BOOM FOR REAL The Late Teenage Years of Jean-Michel Basquiat (Sara Driver)


It premiered at the Toronto International Film Festival, but I imagine the experience of seeing Sara Driver’s new documentary in New York will be a whole different thing –especially if one grew up in the late ’70s and early ’80s. Tracking artist Jean-Michel Basquiat and the performance world to which he was so integral, it promises to be an ode to a long-lost Lower East Side.

Cielo (Alison McAlpine)


While we await a proper release of Terrence Malick’s Voyage of Time, another documentary that looks at the awe and wonder of our earth (and beyond) is world-premiering at the New York Film Festival. Cielo, the feature debut from Alison McAlpine (Second Sight), explores the heavens above the Andes and the Atacama Desert in northern Chile. The first trailer showed stunning skyscapes and introduces the astronomers, fishermen, miners, and cowboys that take us on this journey.

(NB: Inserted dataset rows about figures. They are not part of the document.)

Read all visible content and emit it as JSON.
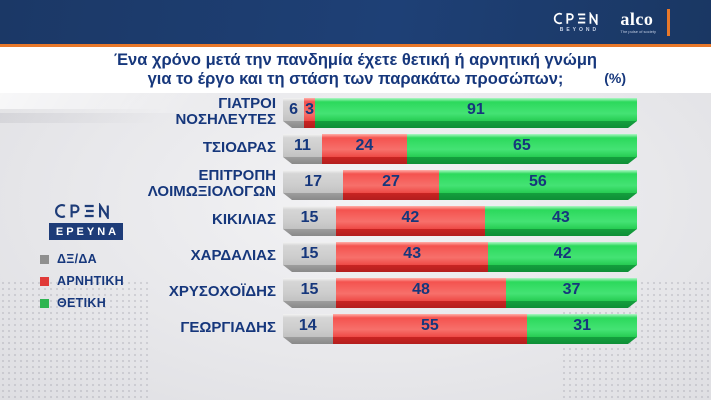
{
  "banner": {
    "open_logo": {
      "text": "OPEN",
      "sub": "BEYOND"
    },
    "alco_logo": {
      "text": "alco",
      "tagline": "The pulse of society"
    }
  },
  "header": {
    "title_line1": "Ένα χρόνο μετά την πανδημία έχετε θετική ή αρνητική γνώμη",
    "title_line2": "για το έργο και τη στάση των παρακάτω προσώπων;",
    "unit": "(%)"
  },
  "side": {
    "open_logo": "OPEN",
    "badge": "ΕΡΕΥΝΑ"
  },
  "colors": {
    "banner_blue": "#1d3a6b",
    "accent_orange": "#e8782a",
    "navy_text": "#16377c",
    "background_gray": "#e9e9eb",
    "bar_gray": "#c9c9c9",
    "bar_red": "#f25050",
    "bar_green": "#2ed55c"
  },
  "chart_data": {
    "type": "bar",
    "orientation": "horizontal",
    "stacked": true,
    "title": "Ένα χρόνο μετά την πανδημία έχετε θετική ή αρνητική γνώμη για το έργο και τη στάση των παρακάτω προσώπων;",
    "unit": "%",
    "xlim": [
      0,
      100
    ],
    "legend_position": "left",
    "categories": [
      "ΓΙΑΤΡΟΙ ΝΟΣΗΛΕΥΤΕΣ",
      "ΤΣΙΟΔΡΑΣ",
      "ΕΠΙΤΡΟΠΗ ΛΟΙΜΩΞΙΟΛΟΓΩΝ",
      "ΚΙΚΙΛΙΑΣ",
      "ΧΑΡΔΑΛΙΑΣ",
      "ΧΡΥΣΟΧΟΪΔΗΣ",
      "ΓΕΩΡΓΙΑΔΗΣ"
    ],
    "category_lines": [
      [
        "ΓΙΑΤΡΟΙ",
        "ΝΟΣΗΛΕΥΤΕΣ"
      ],
      [
        "ΤΣΙΟΔΡΑΣ"
      ],
      [
        "ΕΠΙΤΡΟΠΗ",
        "ΛΟΙΜΩΞΙΟΛΟΓΩΝ"
      ],
      [
        "ΚΙΚΙΛΙΑΣ"
      ],
      [
        "ΧΑΡΔΑΛΙΑΣ"
      ],
      [
        "ΧΡΥΣΟΧΟΪΔΗΣ"
      ],
      [
        "ΓΕΩΡΓΙΑΔΗΣ"
      ]
    ],
    "series": [
      {
        "name": "ΔΞ/ΔΑ",
        "color": "#c9c9c9",
        "values": [
          6,
          11,
          17,
          15,
          15,
          15,
          14
        ]
      },
      {
        "name": "ΑΡΝΗΤΙΚΗ",
        "color": "#f25050",
        "values": [
          3,
          24,
          27,
          42,
          43,
          48,
          55
        ]
      },
      {
        "name": "ΘΕΤΙΚΗ",
        "color": "#2ed55c",
        "values": [
          91,
          65,
          56,
          43,
          42,
          37,
          31
        ]
      }
    ]
  }
}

We’ll concede that this is a bit of a cheat, as it’s an entire section of the festival, but if you’re in-between movies during NYFF’s first weekend, there’s no better place for cutting-edge virtual-reality exhibits and more boundary-pushing technology than these free events. Of perhaps the most interest is Lucasfilm and its visual-effects division, Industrial Light & Magic, publicly debuting a Virtual Production toolset, which allows “filmmakers to build and scout a virtual set, manipulate props, puppeteer characters and vehicles, even compose shots to create virtual storyboards.”

Did You Wonder Who Fired the Gun? (Travis Wilkerson)


Earning acclaim since debuting his project at Sundance, Travis Wilkerson gets personal in his latest documentary. Did You Wonder Who Fired the Gun? explores the story of his white-supremacist great-grandfather, S.E. Branch, who murdered an African-American man in his small town of Dothan, Alabama in 1946. Playing as both an investigation of this (uncharged) crime and a look into his own family, it looks to be an unfortunately essential documentary.

Félicité (Alain Gomis)


A wild and adventurous fourth feature from French-African director Alain Gomis, Félicité find ourselves in Kinshasa, capital of the Democratic Republic of the Congo, one of the world’s most dangerous places and a hard place in the best of times to make a living. Gomis, alongside cinematographer Céline Bozon, photograph the city as a wild, confused metropolis, unspooling over new-money concrete blocks, dirt tracks and a make-shift hazardous slums. It’s where Félicité, played with style and jazz by Congolese theatre actor Vero Tshanda Beya, works hand-to-mouth as a singer in raucous night clubs. The opening scene shows Félicité in full voice in a dive bar, where men drunkenly brawl and wads of notes are sent her way in reckless abandon, shot with an explosive energy. – Ed F. (full review)

Filmworker (Tony Zierra)


There’s perhaps no filmmaker at the center of more documentaries than Stanley Kubrick, but a new one coming to NYFF proves that not every angle about his legendary filmography and life has been explored. Filmworker takes a look at the life of Leon Vitali, who first met Kubrick playing Lord Bullingdon in Barry Lyndon and would go on to become a close assistant to the director, even overseeing restorations of his films after his passing. With interviews from Vitali himself and many others in Kubrick’s close circle, hopefully this brings more insight to a unique relationship.

Four Sisters (Claude Lanzmann)


Not one, not two, not three, but four new films from Claude Lanzmann will world-premiere at the New York Film Festival. While that sounds like a daunting undertaking from the director of the essential epic Shoah, these four films are, understandably, a bit shorter. Four Sisters consists of interviews from around the Shoah shoot featuring “four women from four different areas of Eastern Europe with four different destinies, each finding herself unexpectedly and improbably alive after war’s end.”